We landed on a Tuesday for the now-famous $20 Pasta Night (part of their mid-week dining series that has ruined all other cheap eats forever). The place was heaving with trendy locals who clearly know a secret when they taste one. Booking is essential unless you enjoy standing at the bar looking hopeful.


Cocktails set the tone immediately. The Peach Negroni (grilled peach gin, Unico Rosa vermouth, Marionette Peach liqueur, Suze and peach bitters) is so emphatically summery it should come with sunscreen. Equally lethal is Ophelia’s Last Breath, a bone-dry house martini made with Antagonist Hard Cut gin, Maidenii Dry vermouth, Beechworth B8 amaro and a single fat olive. One of the best I’ve had in years, and dangerous in the way only a truly great martini can be.


Small plates arrived in joyful waves. A cheddar biscuit topped with asparagus and pepita-pine nut pesto was a textural firework. Beef cheek croquettes with tarragon-cornichon mayo were a main attration with depth of flavour. Raw yellowfin tuna with pickled green tomato and sherry mignonette was super fresh and tasted like someone bottled sunshine and poured it onto a plate.


Then the pastas.

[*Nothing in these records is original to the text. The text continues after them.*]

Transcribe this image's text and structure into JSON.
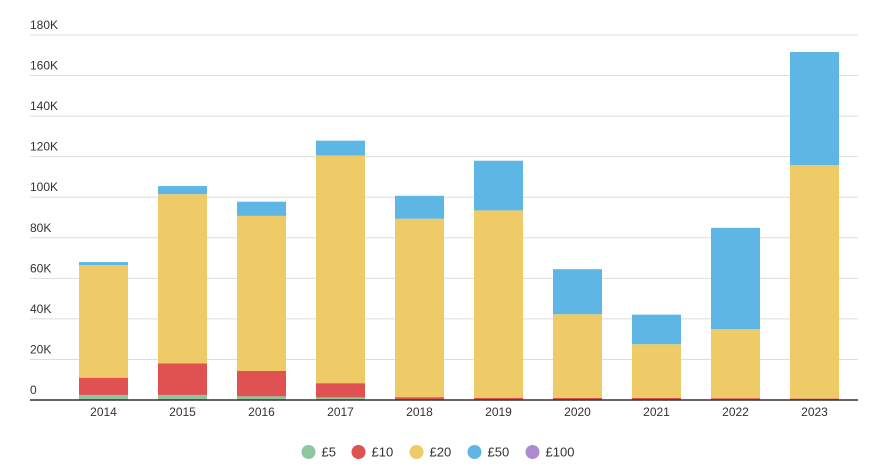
{
  "chart_data": {
    "type": "bar",
    "stacked": true,
    "categories": [
      "2014",
      "2015",
      "2016",
      "2017",
      "2018",
      "2019",
      "2020",
      "2021",
      "2022",
      "2023"
    ],
    "series": [
      {
        "name": "£5",
        "color": "#8cc7a0",
        "values": [
          2500,
          2500,
          1800,
          1300,
          300,
          300,
          200,
          200,
          200,
          200
        ]
      },
      {
        "name": "£10",
        "color": "#e05252",
        "values": [
          8500,
          15500,
          12500,
          7000,
          1100,
          800,
          800,
          800,
          700,
          500
        ]
      },
      {
        "name": "£20",
        "color": "#efcb68",
        "values": [
          55500,
          83500,
          76500,
          112300,
          88000,
          92400,
          41300,
          26500,
          34000,
          115100
        ]
      },
      {
        "name": "£50",
        "color": "#5eb6e4",
        "values": [
          1500,
          4000,
          7000,
          7300,
          11300,
          24500,
          22200,
          14600,
          50000,
          55800
        ]
      },
      {
        "name": "£100",
        "color": "#ac8ccf",
        "values": [
          0,
          0,
          0,
          0,
          0,
          0,
          0,
          0,
          0,
          0
        ]
      }
    ],
    "yticks": [
      "0",
      "20K",
      "40K",
      "60K",
      "80K",
      "100K",
      "120K",
      "140K",
      "160K",
      "180K"
    ],
    "ylim": [
      0,
      180000
    ],
    "xlabel": "",
    "ylabel": "",
    "title": "",
    "grid": true,
    "legend_position": "bottom-center"
  }
}
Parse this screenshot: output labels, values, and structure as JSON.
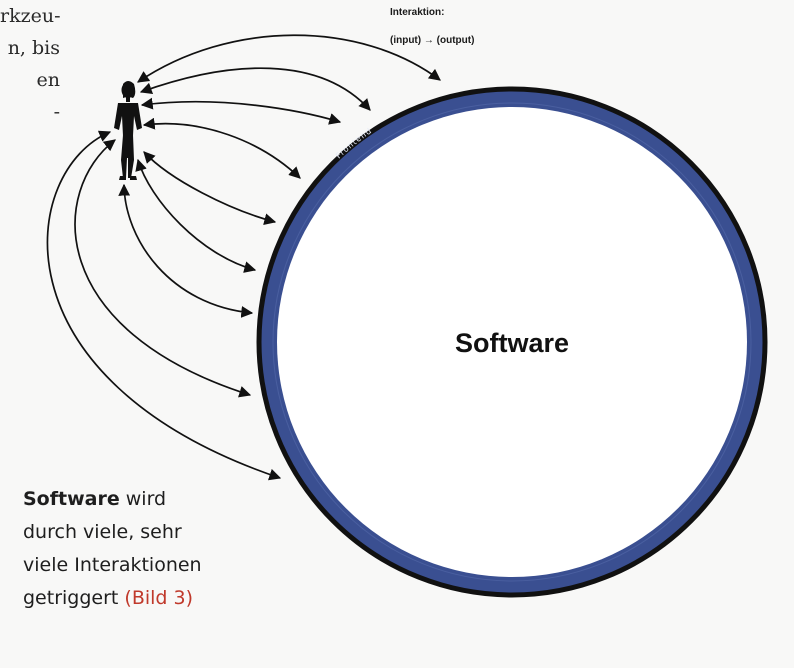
{
  "body_text_fragments": [
    "rkzeu-",
    "n, bis",
    "en",
    "-"
  ],
  "interaction": {
    "title": "Interaktion:",
    "flow": "(input) → (output)"
  },
  "diagram": {
    "center_label": "Software",
    "ring_label": "Frontend",
    "colors": {
      "ring": "#3a4f91",
      "ring_outline": "#111111",
      "inner": "#ffffff",
      "arrows": "#111111"
    }
  },
  "caption": {
    "bold": "Software",
    "line1_rest": " wird",
    "line2": "durch viele, sehr",
    "line3": "viele Interaktionen",
    "line4_prefix": "getriggert ",
    "reference": "(Bild 3)",
    "reference_color": "#c0392b"
  }
}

Casarecce with lamb ragu, zucchini, broad beans and mint was slow-cooked perfection, the sauce clinging to every twist of pasta. Spaghetti con le sarde brought sardines, fennel, golden raisins, pine nuts and a blizzard of crunchy pangrattato together in a dish that sang of Sicilian summers. Both $20. Both ridiculous value.




Wines were mainly Victorian and all natural-leaning: Chalmers 2023 Pecorino (apricot and texture for days), a skin-contact Momento Mori orange that glowed amber in the glass, and a silky Mt Gambier Pinot Noir that made everything taste even better.


Sides were non-negotiable: shoestring fries with confit garlic aioli, grilled zucchini draped in squacquerone and drizzled with rosemary honey, and the house focaccia with roast tomato butter that you will want to take home in your handbag.


Basque cheesecake with salted caramel and cherry compote, burnt on top, creamy within, was the kind you’re still thinking about three days later.


Service runs like a dream. Munnie is an absolute legend with exceptional service and savvy recommendations, and co-owner Kieran Spiteri works the floor with genuine warmth, topping up glasses and checking tables between the rush. The vinyl keeps spinning, conversation bounces off the brick walls, and indoors and outdoors both feel like the place to be.
Ophelia could have coasted on good looks and a clever fit-out, but every plate, every glass, every interaction is executed with quiet confidence by people who have been doing this at the highest level for years. Unlike her Shakespearean namesake, this Ophelia is very much alive, triumphant, and already Northcote’s worst-kept secret.
Get there before the rest of Melbourne realises.